Dopo che lei ha parlato di vendette personali dietro il veto dal Pd a Iv, dal Nazareno le hanno risposto dicendo che aveva portato il Pd al 18%
«Il PD nel 2018 ha portato in Parlamento il 25% dei seggi ed è stato decisivo sia con il Conte bis che con il governo Draghi. Non è stato un buon risultato e infatti ho lasciato la guida del partito ma abbiamo preso comunque il 25% dei seggi. Nella legislatura precedente ho vinto due elezioni primarie, ho portato il Pd al 41%, abbiamo governato in 17 regioni su 20 e in seimila comuni italiani su ottomila, avendo il coraggio di scrivere leggi storiche. Ho l’impressione che con questa strategia di attaccare me anziché la Meloni, il Pd di oggi prenderà pochi seggi e soprattutto consegnerà il Paese alle destre. Ma i signori che vogliono parlare di risultati prima prendano il 40% e poi ci confrontiamo».  

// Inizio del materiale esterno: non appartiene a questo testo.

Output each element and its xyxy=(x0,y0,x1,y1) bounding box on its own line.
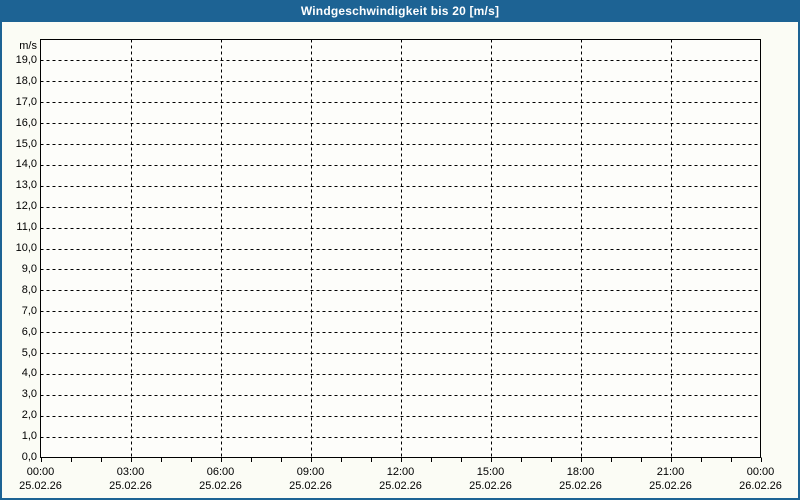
y-tick-label: 6,0 xyxy=(21,325,37,338)
y-tick-label: 9,0 xyxy=(21,262,37,275)
y-tick-label: 3,0 xyxy=(21,388,37,401)
x-tick-time-label: 00:00 xyxy=(746,466,775,478)
y-tick-label: 10,0 xyxy=(15,242,37,254)
x-tick-time-label: 06:00 xyxy=(206,466,235,478)
x-tick-time-label: 18:00 xyxy=(566,466,595,478)
x-tick-date-label: 25.02.26 xyxy=(379,480,422,492)
y-tick-label: 16,0 xyxy=(15,116,37,129)
x-tick-date-label: 26.02.26 xyxy=(739,480,782,492)
x-tick-time-label: 00:00 xyxy=(26,466,55,478)
y-tick-label: 19,0 xyxy=(15,53,37,66)
y-tick-label: 7,0 xyxy=(21,304,37,317)
x-tick-time-label: 09:00 xyxy=(296,466,325,478)
y-tick-label: 11,0 xyxy=(16,221,37,234)
y-axis-unit-label: m/s xyxy=(19,40,37,52)
x-tick-time-label: 03:00 xyxy=(116,466,145,478)
x-tick-date-label: 25.02.26 xyxy=(469,480,512,492)
y-tick-label: 12,0 xyxy=(15,200,37,213)
y-tick-label: 15,0 xyxy=(15,137,37,150)
y-tick-label: 2,0 xyxy=(21,409,37,422)
x-tick-date-label: 25.02.26 xyxy=(19,480,62,492)
x-tick-time-label: 12:00 xyxy=(386,466,415,478)
y-tick-label: 17,0 xyxy=(15,95,37,108)
x-tick-date-label: 25.02.26 xyxy=(649,480,692,492)
y-tick-label: 13,0 xyxy=(15,179,37,192)
x-tick-time-label: 21:00 xyxy=(656,466,685,478)
plot-frame xyxy=(40,39,761,458)
y-tick-label: 5,0 xyxy=(21,346,37,359)
x-tick-date-label: 25.02.26 xyxy=(289,480,332,492)
y-tick-label: 0,0 xyxy=(21,451,37,463)
y-tick-label: 14,0 xyxy=(15,158,37,171)
chart-title: Windgeschwindigkeit bis 20 [m/s] xyxy=(0,0,800,22)
y-tick-label: 18,0 xyxy=(15,74,37,87)
x-tick-time-label: 15:00 xyxy=(476,466,505,478)
y-tick-label: 1,0 xyxy=(21,430,37,443)
x-tick-date-label: 25.02.26 xyxy=(199,480,242,492)
x-tick-date-label: 25.02.26 xyxy=(109,480,152,492)
y-tick-label: 4,0 xyxy=(21,367,37,380)
y-tick-label: 8,0 xyxy=(21,283,37,296)
x-tick-date-label: 25.02.26 xyxy=(559,480,602,492)
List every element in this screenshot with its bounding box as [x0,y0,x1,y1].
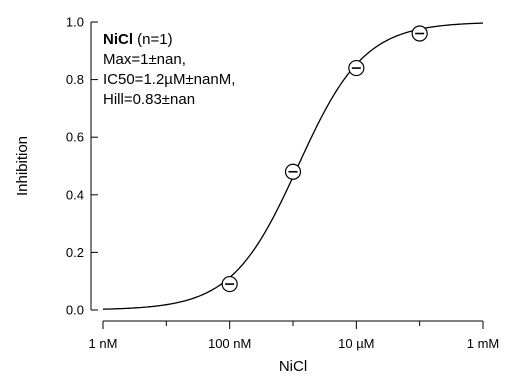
x-tick-label-3: 1 mM [467,336,500,351]
y-tick-label-4: 0.8 [66,72,84,87]
x-tick-label-2: 10 µM [338,336,374,351]
x-axis-ticks: 1 nM 100 nM 10 µM 1 mM [89,321,500,351]
annotation-name: NiCl [103,31,133,48]
x-axis-title: NiCl [279,358,307,375]
y-tick-label-2: 0.4 [66,187,84,202]
data-point [411,25,428,42]
y-axis-title: Inhibition [14,136,31,196]
annotation-hill: Hill=0.83±nan [103,91,195,108]
y-tick-label-5: 1.0 [66,15,84,30]
annotation-ic50: IC50=1.2µM±nanM, [103,71,235,88]
fit-annotation: NiCl (n=1) Max=1±nan, IC50=1.2µM±nanM, H… [103,31,235,108]
data-point [284,163,302,180]
plot-area: 0.0 0.2 0.4 0.6 0.8 1.0 1 nM 100 nM 10 µM 1 mM [66,15,499,352]
annotation-max: Max=1±nan, [103,51,186,68]
data-point [221,275,238,293]
data-point [348,59,365,77]
annotation-title: NiCl (n=1) [103,31,173,48]
y-tick-label-0: 0.0 [66,303,84,318]
y-tick-label-3: 0.6 [66,130,84,145]
x-tick-label-0: 1 nM [89,336,118,351]
x-tick-label-1: 100 nM [208,336,251,351]
y-tick-label-1: 0.2 [66,245,84,260]
y-axis-ticks: 0.0 0.2 0.4 0.6 0.8 1.0 [66,15,98,318]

Lei ha anche detto che così Letta fa vincere la Meloni: come si può battere, dal suo punto di vista, la leader Fdi?
«Sui contenuti. La Meloni non ha votato per il Recovery Plan, è contro la globalizzazione, non ha una strategia economica all’altezza del nostro Paese, ha una classe dirigente improvvisata, è amica di Orban, ha un programma che rischia di far saltare i conti pubblici. Questo non è un programma fascista, ma al massimo sfascista, sfascista del bilancio statale. Sarebbe bello confrontarsi su questi temi, anziché sull’ideologia. Se questo è il punto, l’ultima cosa da fare è cominciare la campagna elettorale da sinistra dicendo: “Più tasse per tutti”. Persino sulla tassa di successione, assurdo. Ci tassano molto da vivi, sarebbe auspicabile poter almeno morire gratis». 

Crede che il Pd possa riaprire il dialogo con M5S?
«Credo che siano ormai fuori tempo massimo. E comunque se lo fanno, il Terzo Polo elettoralmente fa bingo. Mai dimenticare che è stato Conte a mandare il Paese a elezioni anticipate».

Scenario. Il centrodestra vince: il governo dura cinque anni? Cosa potrebbe accadere durante la legislatura?
«Se ci saranno persone serie in Parlamento, l’Italia sarà più forte. Stando in Parlamento con un gruppetto di deputati abbiamo salvato il Paese portando Draghi al posto di Conte. Se avremo una presenza significativa nella prossima legislatura cercheremo di fare lo stesso».